Fish and Wildlife Service, Colorado.
Bamforth National Wildlife Refuge, located within a 4000 acre natural depression known as the Big Basin, is one of over 560 refuges in the National Wildlife Refuge System - a network of lands set aside and managed by the U.S. Fish and Wildlife Service specifically for wildlife. It is situated 6 miles northwest of Laramie, Wyoming in the Laramie plain; a high elevation, dry grassland surrounded by mountains. The shallow depressions of the basin, within the relatively flat topography of the region, support wetland complexes, including marsh and lakes, that are unique to the semiarid area. This Refuge is comprised of three separate sections arranged in an L-shaped pattern within one-half mile of each other. It is located in a closed basin hydrologic system that contains Bamforth Lake, although most of the lake falls outside the Refuge boundary. Due to the fragmented locations of the parcels, the closed basin hydrology, and the Refuge's minimal water rights; this refuge has not ever been aggressively managed. The Refuge is administered out of Arapaho NWR in Walden, CO. It has no public access.
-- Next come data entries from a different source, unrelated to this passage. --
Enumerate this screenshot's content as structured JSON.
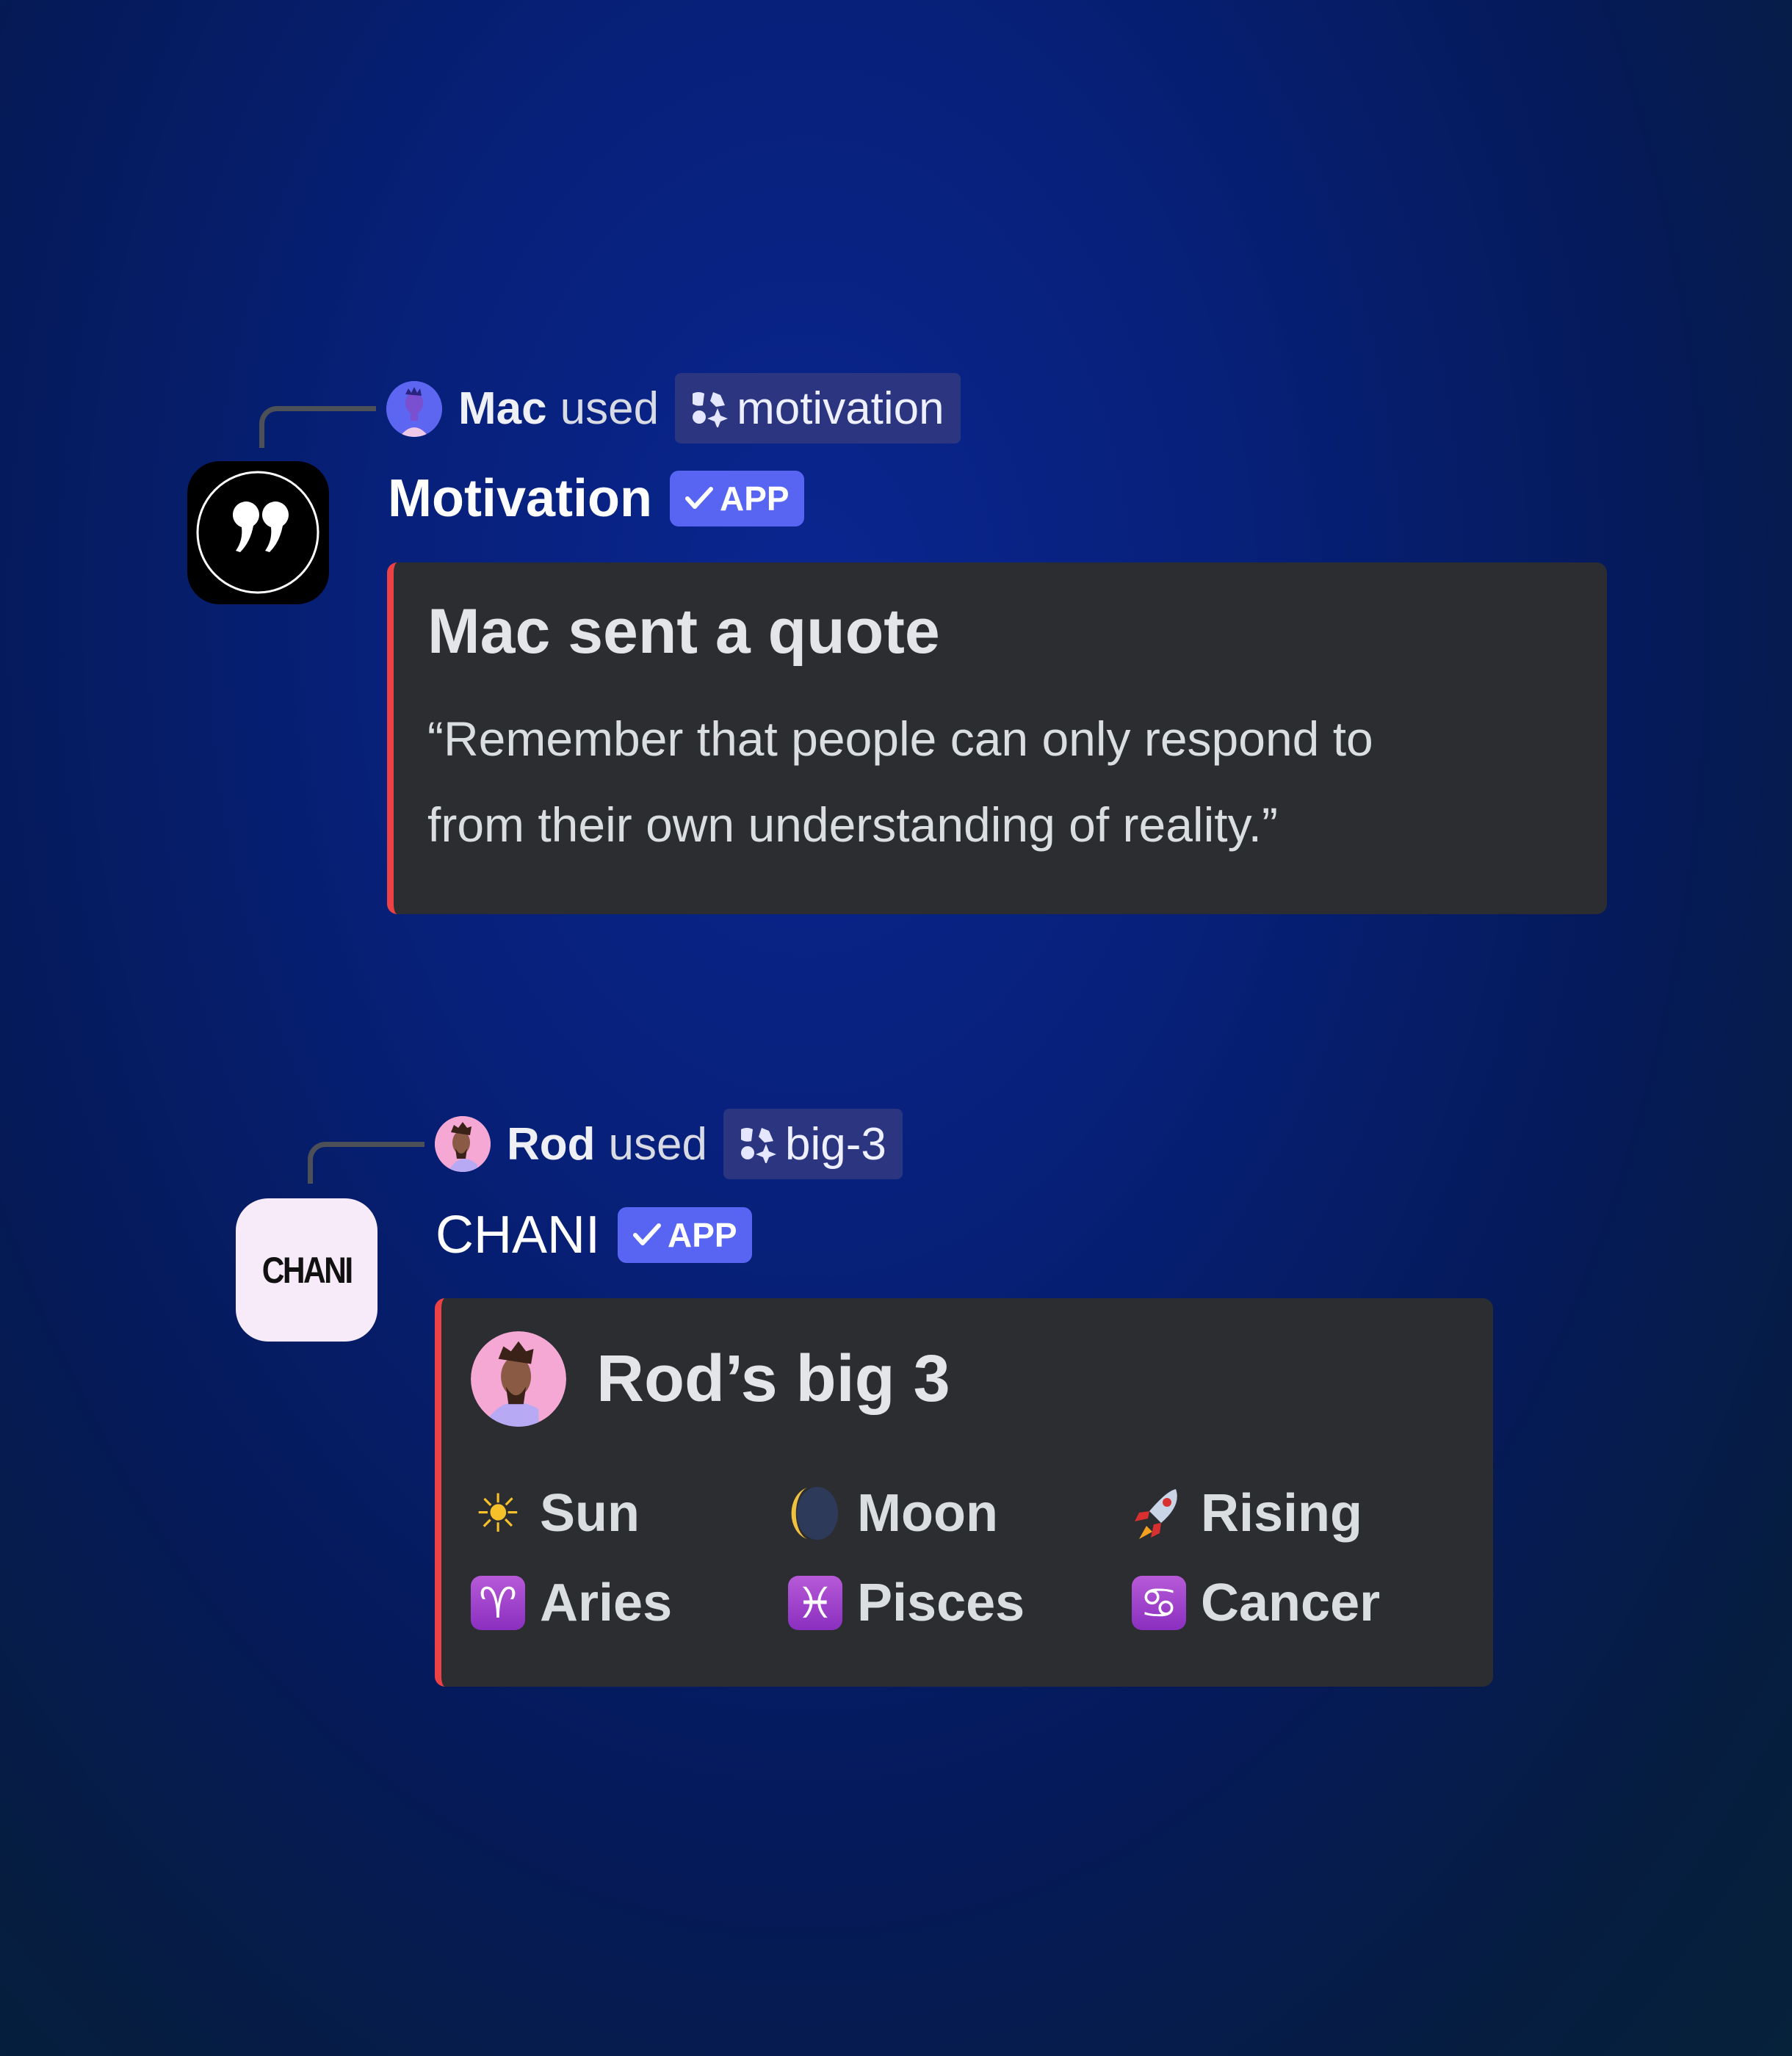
{
  "messages": [
    {
      "user": "Mac",
      "used_label": "used",
      "command": "motivation",
      "command_icon": "app-command-icon",
      "app_name": "Motivation",
      "app_badge": "APP",
      "app_icon": "quote-marks-icon",
      "embed": {
        "title": "Mac sent a quote",
        "description_line1": "“Remember that people can only respond to",
        "description_line2": "from their own understanding of reality.”",
        "accent_color": "#ed4245"
      }
    },
    {
      "user": "Rod",
      "used_label": "used",
      "command": "big-3",
      "command_icon": "app-command-icon",
      "app_name": "CHANI",
      "app_badge": "APP",
      "app_icon_text": "CHANI",
      "embed": {
        "title": "Rod’s big 3",
        "accent_color": "#ed4245",
        "fields": [
          {
            "name": "Sun",
            "icon": "sun-icon",
            "glyph": "☀"
          },
          {
            "name": "Moon",
            "icon": "moon-icon",
            "glyph": "🌘"
          },
          {
            "name": "Rising",
            "icon": "rocket-icon",
            "glyph": "🚀"
          },
          {
            "name": "Aries",
            "icon": "aries-icon",
            "glyph": "♈"
          },
          {
            "name": "Pisces",
            "icon": "pisces-icon",
            "glyph": "♓"
          },
          {
            "name": "Cancer",
            "icon": "cancer-icon",
            "glyph": "♋"
          }
        ]
      }
    }
  ],
  "colors": {
    "brand": "#5865f2",
    "embed_bg": "#2b2d31",
    "pill_bg": "#2c3580"
  }
}
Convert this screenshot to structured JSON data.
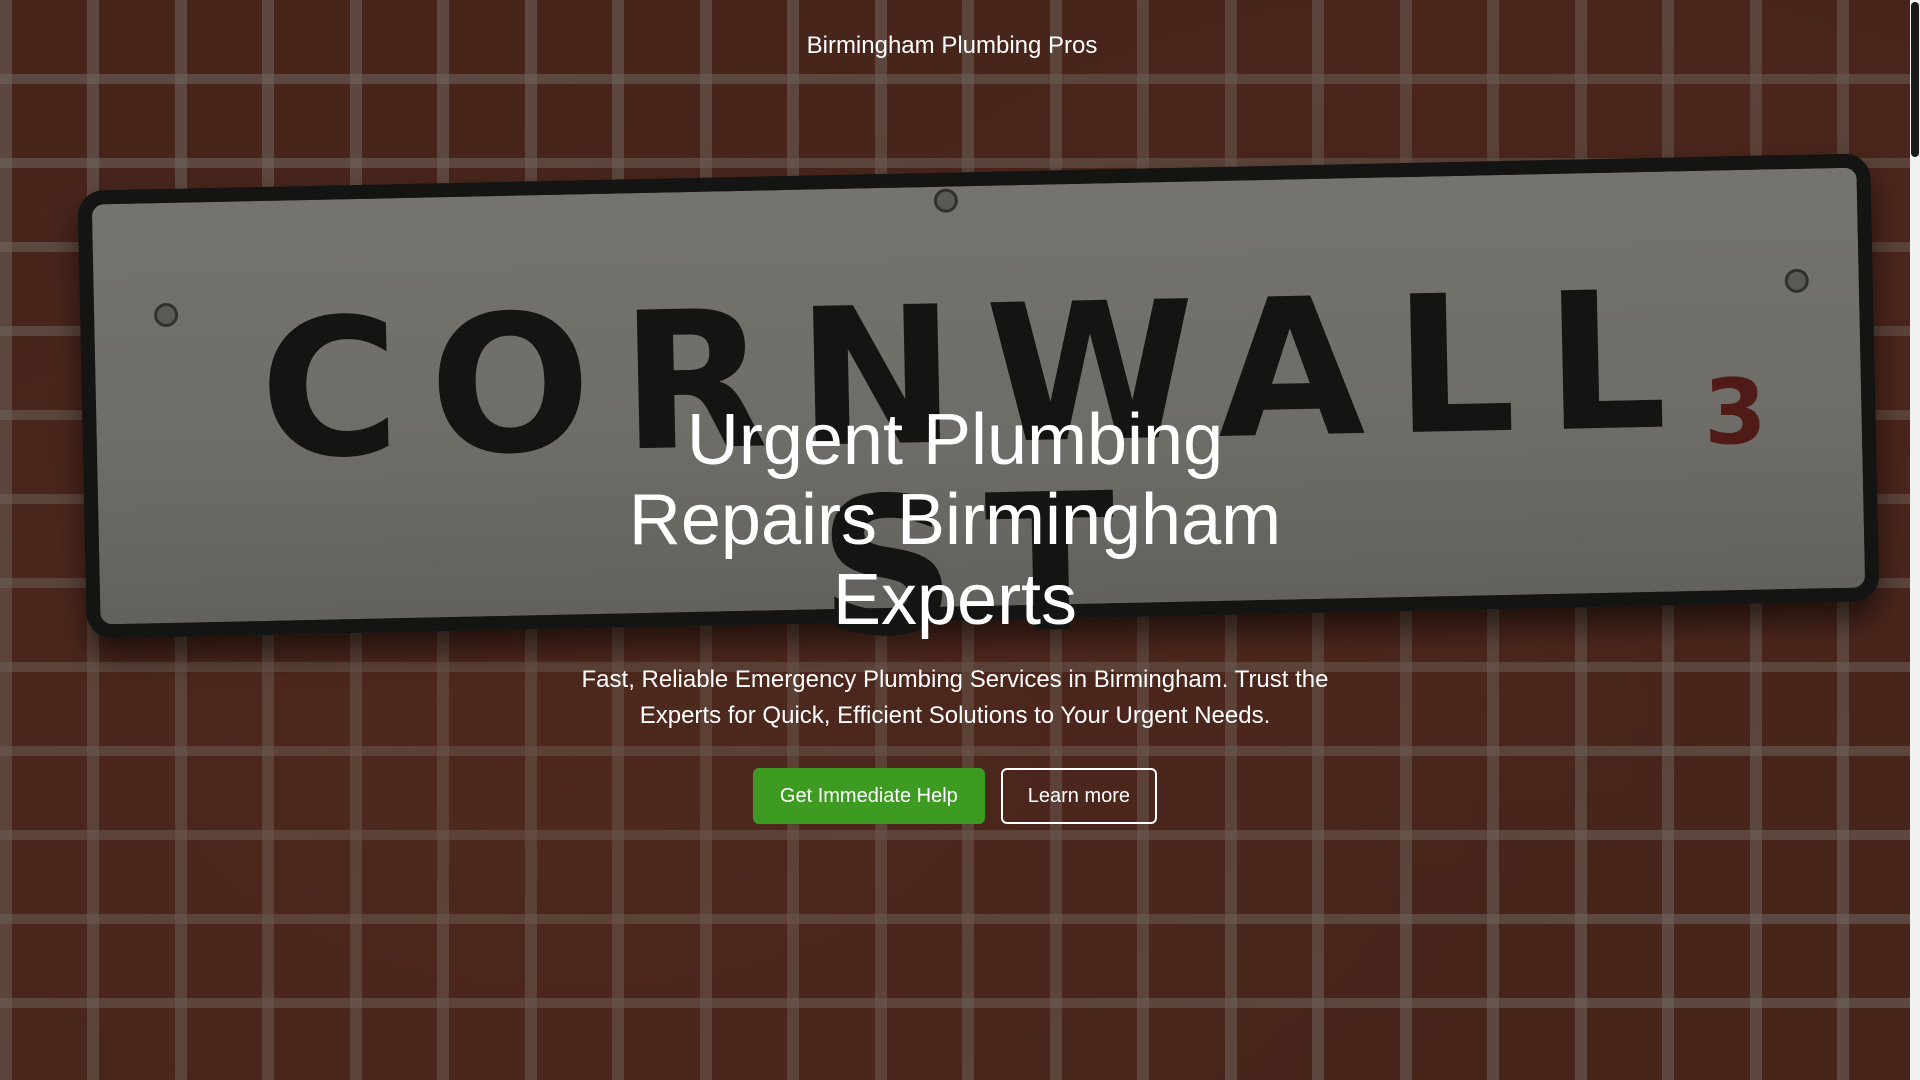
{
  "header": {
    "site_title": "Birmingham Plumbing Pros"
  },
  "background": {
    "sign_text": "CORNWALL ST",
    "sign_number": "3"
  },
  "hero": {
    "heading": "Urgent Plumbing Repairs Birmingham Experts",
    "subheading": "Fast, Reliable Emergency Plumbing Services in Birmingham. Trust the Experts for Quick, Efficient Solutions to Your Urgent Needs.",
    "primary_button": "Get Immediate Help",
    "secondary_button": "Learn more"
  },
  "colors": {
    "accent": "#3c9b20",
    "text": "#ffffff"
  }
}
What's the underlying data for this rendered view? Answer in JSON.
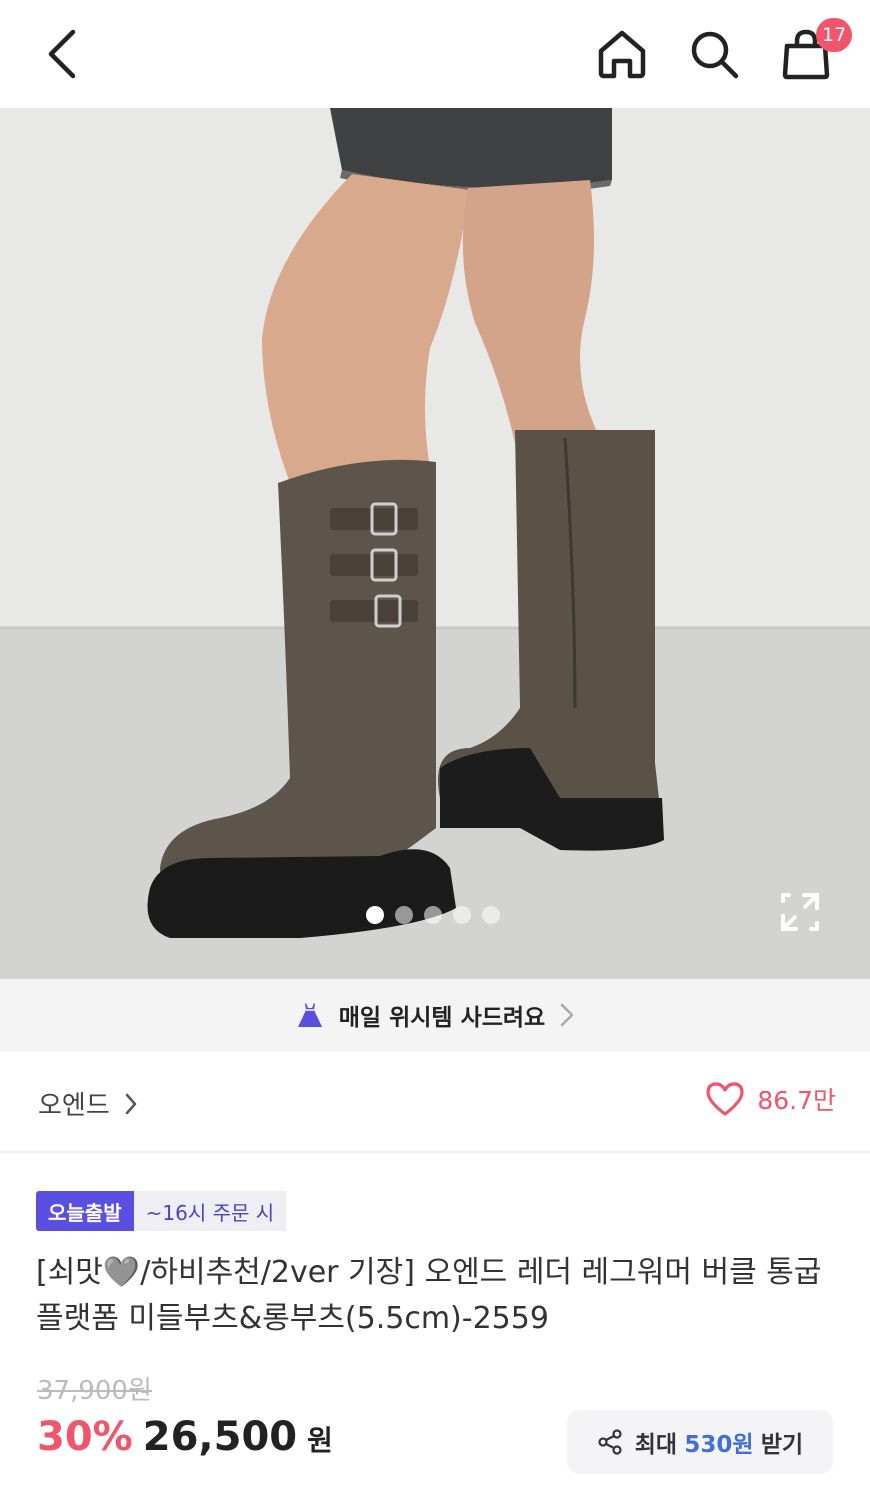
{
  "header": {
    "cart_badge": "17"
  },
  "icons": {
    "back": "chevron-left-icon",
    "home": "home-icon",
    "search": "search-icon",
    "cart": "shopping-bag-icon",
    "expand": "expand-icon",
    "banner": "dress-icon",
    "share": "share-icon",
    "like": "heart-icon"
  },
  "gallery": {
    "total_images": 5,
    "active_index": 0
  },
  "banner": {
    "text": "매일 위시템 사드려요"
  },
  "shop": {
    "name": "오엔드",
    "likes": "86.7만"
  },
  "tags": {
    "delivery": "오늘출발",
    "cutoff": "~16시 주문 시"
  },
  "product": {
    "title": "[쇠맛🩶/하비추천/2ver 기장] 오엔드 레더 레그워머 버클 통굽 플랫폼 미들부츠&롱부츠(5.5cm)-2559",
    "original_price": "37,900원",
    "discount": "30%",
    "price": "26,500",
    "currency": "원"
  },
  "coupon": {
    "prefix": "최대",
    "amount": "530원",
    "suffix": "받기"
  },
  "colors": {
    "accent_pink": "#f2556b",
    "badge_purple": "#5a4fe0",
    "coupon_blue": "#3f6fd8"
  }
}
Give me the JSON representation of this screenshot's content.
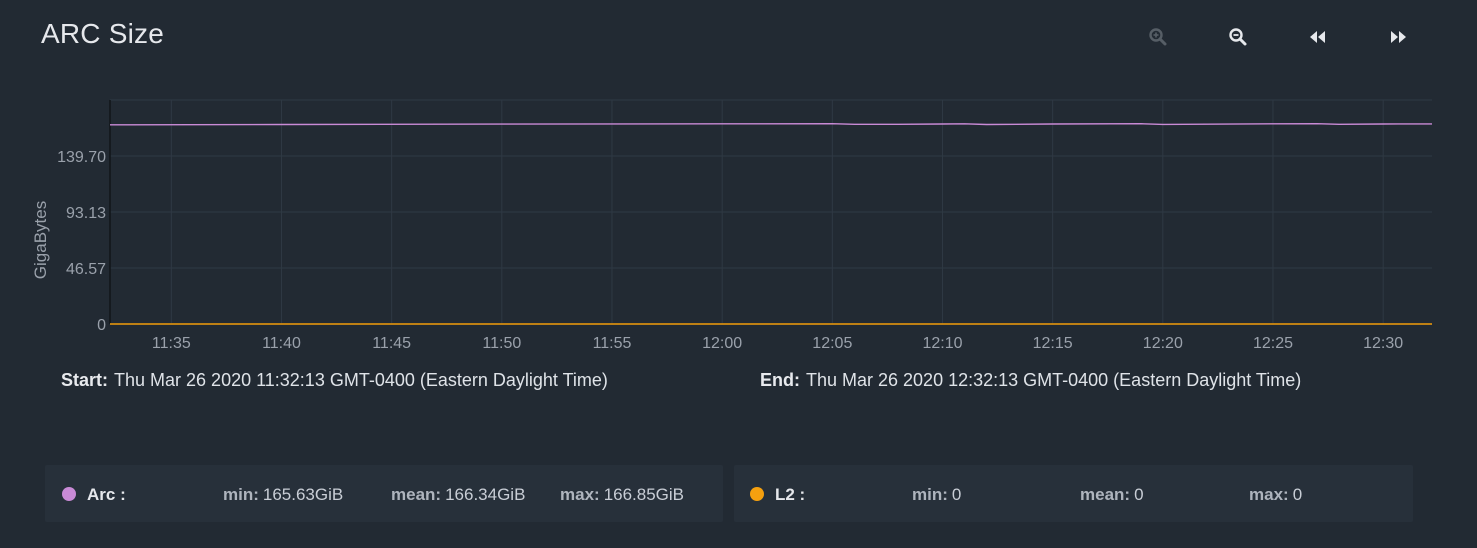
{
  "card": {
    "title": "ARC Size"
  },
  "toolbar": {
    "buttons": [
      {
        "name": "zoom-in-button",
        "icon": "zoom-in-icon",
        "disabled": true
      },
      {
        "name": "zoom-out-button",
        "icon": "zoom-out-icon",
        "disabled": false
      },
      {
        "name": "step-back-button",
        "icon": "rewind-icon",
        "disabled": false
      },
      {
        "name": "step-forward-button",
        "icon": "fast-forward-icon",
        "disabled": false
      }
    ]
  },
  "range": {
    "start_label": "Start:",
    "start_value": "Thu Mar 26 2020 11:32:13 GMT-0400 (Eastern Daylight Time)",
    "end_label": "End:",
    "end_value": "Thu Mar 26 2020 12:32:13 GMT-0400 (Eastern Daylight Time)"
  },
  "legend": [
    {
      "name": "Arc :",
      "color": "#c98ad6",
      "min_label": "min:",
      "min": "165.63GiB",
      "mean_label": "mean:",
      "mean": "166.34GiB",
      "max_label": "max:",
      "max": "166.85GiB"
    },
    {
      "name": "L2 :",
      "color": "#f5a00f",
      "min_label": "min:",
      "min": "0",
      "mean_label": "mean:",
      "mean": "0",
      "max_label": "max:",
      "max": "0"
    }
  ],
  "chart_data": {
    "type": "line",
    "ylabel": "GigaBytes",
    "xlabel": "",
    "ylim": [
      0,
      186.27
    ],
    "yticks": [
      "0",
      "46.57",
      "93.13",
      "139.70"
    ],
    "xlim": [
      "11:32:13",
      "12:32:13"
    ],
    "xticks": [
      "11:35",
      "11:40",
      "11:45",
      "11:50",
      "11:55",
      "12:00",
      "12:05",
      "12:10",
      "12:15",
      "12:20",
      "12:25",
      "12:30"
    ],
    "grid": true,
    "series": [
      {
        "name": "Arc",
        "color": "#c98ad6",
        "x": [
          "11:32:13",
          "11:40",
          "11:50",
          "12:00",
          "12:05",
          "12:06",
          "12:08",
          "12:10",
          "12:11",
          "12:12",
          "12:15",
          "12:19",
          "12:20",
          "12:25",
          "12:27",
          "12:28",
          "12:30",
          "12:32:13"
        ],
        "values": [
          165.63,
          165.9,
          166.2,
          166.5,
          166.6,
          166.1,
          166.1,
          166.3,
          166.5,
          165.9,
          166.3,
          166.6,
          166.0,
          166.5,
          166.6,
          166.1,
          166.3,
          166.4
        ]
      },
      {
        "name": "L2",
        "color": "#f5a00f",
        "x": [
          "11:32:13",
          "12:32:13"
        ],
        "values": [
          0,
          0
        ]
      }
    ]
  }
}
For information, contact the Arapaho NWR staff.
Bamforth National Wildlife Refuge includes 1,166 acres and was established in 1932 for the purpose of providing resting and breeding habitat for migratory birds and other native wildlife. The Refuge is not posted, fenced, or signed to indicate its status as a national wildlife refuge because it consists of three separated sections, each surrounded by non-federal lands. Access to these areas is limited and Bamforth NWR is not open for public use at this time to avoid possible trespass issues.